What that means is that the Catholic Church (among others) does not have to deal with the messiness of the people in the pews in order to get their do-re-mi. The government sends them a check to the tune (in the Catholic example) of billions of dollars. Not only does this lead inexorably to a Church that is out of contact with its people and content to be fat and indifferent, but it can and does lead to the personal corruption of individual bishops.
Bishop Franz-Peter Tebartz-van Elst, bishop of Limburg, Germany, has been called to Rome to explain his actions regarding the finances of his diocese. The reason is that he has used the vast government monies that are dumped in his coffers for himself. He’s spent tens of millions renovating his house, flies first class, drives an expensive car and otherwise lives large.
There is also a question as to whether or not the bishop lied under oath about these expenditures. That is something I want to let the courts — rather than public outrage — decide.
All this runs counter to the kind of Church that Pope Francis is calling for. It harkens back to the embarrassing excesses of half a millennia ago.
It is also entirely different from the behavior of the bishops I have known. My own archbishop lives in an unpretentious ranch-style house and flies in the we-hate-our-passengers class at the back of the plane. I know. I’ve coincidentally ended up on several flights with him. He’s patient and kind to the people — including me — who come up to him in airports, and he stands in line with his roller bag along with the rest of us.
Behavior like that of Bishop Tebartz-van Elst denies the people in their diocese the rightful use of their monies, harms the trust that people should have in their Church and smears good bishops like mine whose behavior is the antithesis of these abuses.

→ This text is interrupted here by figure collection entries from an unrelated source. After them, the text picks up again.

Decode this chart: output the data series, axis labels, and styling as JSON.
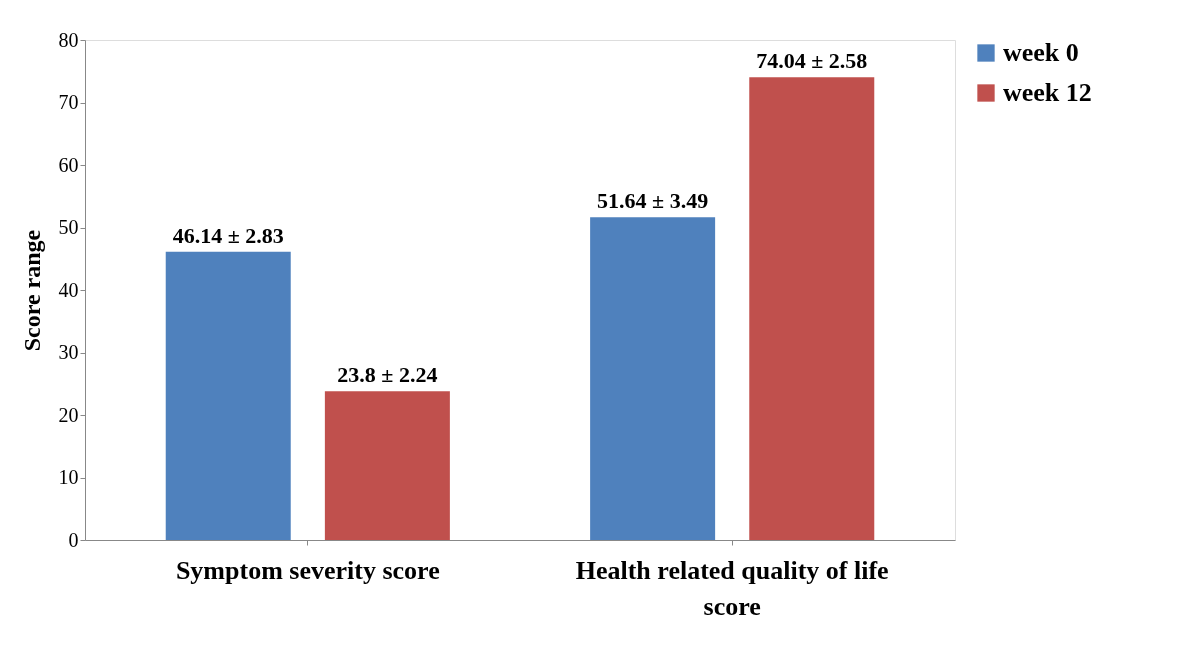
{
  "chart_data": {
    "type": "bar",
    "ylabel": "Score range",
    "categories": [
      "Symptom severity score",
      "Health related quality of life score"
    ],
    "series": [
      {
        "name": "week 0",
        "color": "#4f81bd",
        "values": [
          46.14,
          51.64
        ],
        "value_labels": [
          "46.14 ± 2.83",
          "51.64 ± 3.49"
        ]
      },
      {
        "name": "week 12",
        "color": "#c0504d",
        "values": [
          23.8,
          74.04
        ],
        "value_labels": [
          "23.8 ± 2.24",
          "74.04 ± 2.58"
        ]
      }
    ],
    "ylim": [
      0,
      80
    ],
    "yticks": [
      0,
      10,
      20,
      30,
      40,
      50,
      60,
      70,
      80
    ],
    "grid": false,
    "legend": "right"
  }
}
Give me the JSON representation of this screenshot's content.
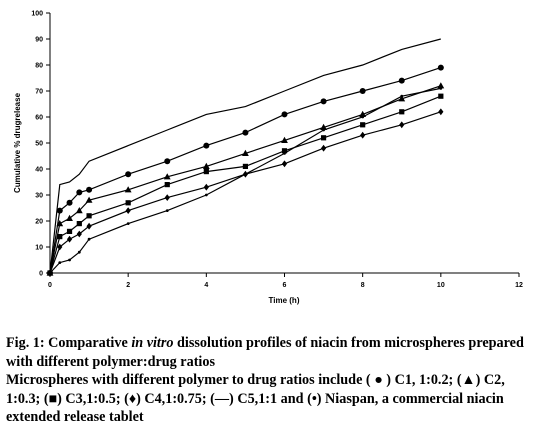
{
  "chart_data": {
    "type": "line",
    "title": "",
    "xlabel": "Time (h)",
    "ylabel": "Cumulative % drugrelease",
    "xlim": [
      0,
      12
    ],
    "ylim": [
      0,
      100
    ],
    "xticks": [
      0,
      2,
      4,
      6,
      8,
      10,
      12
    ],
    "yticks": [
      0,
      10,
      20,
      30,
      40,
      50,
      60,
      70,
      80,
      90,
      100
    ],
    "grid": false,
    "legend": "none",
    "series": [
      {
        "name": "C5",
        "marker": "none",
        "color": "#000000",
        "x": [
          0,
          0.25,
          0.5,
          0.75,
          1,
          2,
          3,
          4,
          5,
          6,
          7,
          8,
          9,
          10
        ],
        "y": [
          0,
          34,
          35,
          38,
          43,
          49,
          55,
          61,
          64,
          70,
          76,
          80,
          86,
          90
        ]
      },
      {
        "name": "C1",
        "marker": "circle",
        "color": "#000000",
        "x": [
          0,
          0.25,
          0.5,
          0.75,
          1,
          2,
          3,
          4,
          5,
          6,
          7,
          8,
          9,
          10
        ],
        "y": [
          0,
          24,
          27,
          31,
          32,
          38,
          43,
          49,
          54,
          61,
          66,
          70,
          74,
          79
        ]
      },
      {
        "name": "C2",
        "marker": "triangle",
        "color": "#000000",
        "x": [
          0,
          0.25,
          0.5,
          0.75,
          1,
          2,
          3,
          4,
          5,
          6,
          7,
          8,
          9,
          10
        ],
        "y": [
          0,
          19,
          21,
          24,
          28,
          32,
          37,
          41,
          46,
          51,
          56,
          61,
          67,
          72
        ]
      },
      {
        "name": "C3",
        "marker": "square",
        "color": "#000000",
        "x": [
          0,
          0.25,
          0.5,
          0.75,
          1,
          2,
          3,
          4,
          5,
          6,
          7,
          8,
          9,
          10
        ],
        "y": [
          0,
          14,
          16,
          19,
          22,
          27,
          34,
          39,
          41,
          47,
          52,
          57,
          62,
          68
        ]
      },
      {
        "name": "C4",
        "marker": "diamond",
        "color": "#000000",
        "x": [
          0,
          0.25,
          0.5,
          0.75,
          1,
          2,
          3,
          4,
          5,
          6,
          7,
          8,
          9,
          10
        ],
        "y": [
          0,
          10,
          13,
          15,
          18,
          24,
          29,
          33,
          38,
          42,
          48,
          53,
          57,
          62
        ]
      },
      {
        "name": "Niaspan",
        "marker": "dot",
        "color": "#000000",
        "x": [
          0,
          0.25,
          0.5,
          0.75,
          1,
          2,
          3,
          4,
          5,
          6,
          7,
          8,
          9,
          10
        ],
        "y": [
          0,
          4,
          5,
          8,
          13,
          19,
          24,
          30,
          38,
          46,
          55,
          60,
          68,
          71
        ]
      }
    ]
  },
  "caption": {
    "fig_label": "Fig. 1:",
    "title_pre": " Comparative ",
    "title_italic": "in vitro",
    "title_post": " dissolution profiles of niacin from microspheres prepared with different polymer:drug ratios",
    "body": "Microspheres with different polymer to drug ratios include ( ● ) C1, 1:0.2; (▲) C2, 1:0.3; (■) C3,1:0.5; (♦) C4,1:0.75; (—) C5,1:1 and (•) Niaspan, a commercial niacin extended release tablet"
  }
}
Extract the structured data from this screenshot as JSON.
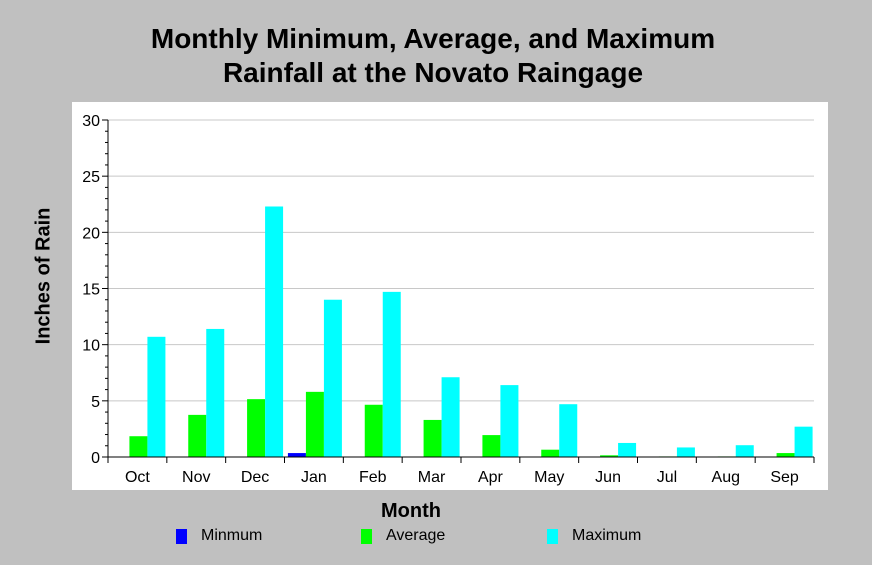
{
  "chart_data": {
    "type": "bar",
    "title": [
      "Monthly Minimum, Average, and Maximum",
      "Rainfall at the Novato Raingage"
    ],
    "xlabel": "Month",
    "ylabel": "Inches of Rain",
    "ylim": [
      0,
      30
    ],
    "yticks": [
      0,
      5,
      10,
      15,
      20,
      25,
      30
    ],
    "grid": true,
    "legend_position": "bottom",
    "categories": [
      "Oct",
      "Nov",
      "Dec",
      "Jan",
      "Feb",
      "Mar",
      "Apr",
      "May",
      "Jun",
      "Jul",
      "Aug",
      "Sep"
    ],
    "series": [
      {
        "name": "Minmum",
        "color": "#0000ff",
        "values": [
          0,
          0,
          0,
          0.35,
          0,
          0,
          0,
          0,
          0,
          0,
          0,
          0
        ]
      },
      {
        "name": "Average",
        "color": "#00ff00",
        "values": [
          1.85,
          3.75,
          5.15,
          5.8,
          4.65,
          3.3,
          1.95,
          0.65,
          0.15,
          0.05,
          0.05,
          0.35
        ]
      },
      {
        "name": "Maximum",
        "color": "#00ffff",
        "values": [
          10.7,
          11.4,
          22.3,
          14.0,
          14.7,
          7.1,
          6.4,
          4.7,
          1.25,
          0.85,
          1.05,
          2.7
        ]
      }
    ]
  }
}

The Holy Father has requested a report concerning Bishop Tebartz-van Elst’s activities. In the meantime, Bishop Tebartz-van Elst has been called to Rome to explain himself.This is one time I would not want to be a fly on the proverbial wall while a conversation is going on. I’m happy to leave the bishop in the hands of our pope. I believe that the Holy Father will sort this out in a way that only a follower of Christ could.
From ABC News:
After being kept waiting nearly one week for an appointment, German Bishop Franz-Peter Tebartz-van Elst was able to meet with Pope Francis today at Vatican to explain his lavish use of church funds.
The Bishop of Limburg – now known as the Bishop of Bling — has spent some $42 million to renovate his official residence and is accused of falsifying expense reports.
The pope, who has used the Throne of St. Peter to preach for a “poor” church and has set the example by rejecting the opulence available to his position, released no statement following the meeting.
Pope Francis had been briefed last week by the head of the German Bishop’s conference. German press reports say the Vatican has asked Archbishop Robert Zollitsch to file an official report on the affair, speculating that the fate of Bishop Tebartz van Elst may only be decided after it is filed.
The bishop of Limburg admits using church funds to restore his residence but has defended his actions, saying the renovations of the church property involved 10 different buildings that had to be upgraded according to historical preservation laws. But the scandal has caused a great uproar in Germany, where a mandatory church tax for members brings in billions of dollars the German Catholic Church each year.
Christian Weisner, of the lay organization We Are the Church, said the bishop’s actions seriously damaged the reputation of the church.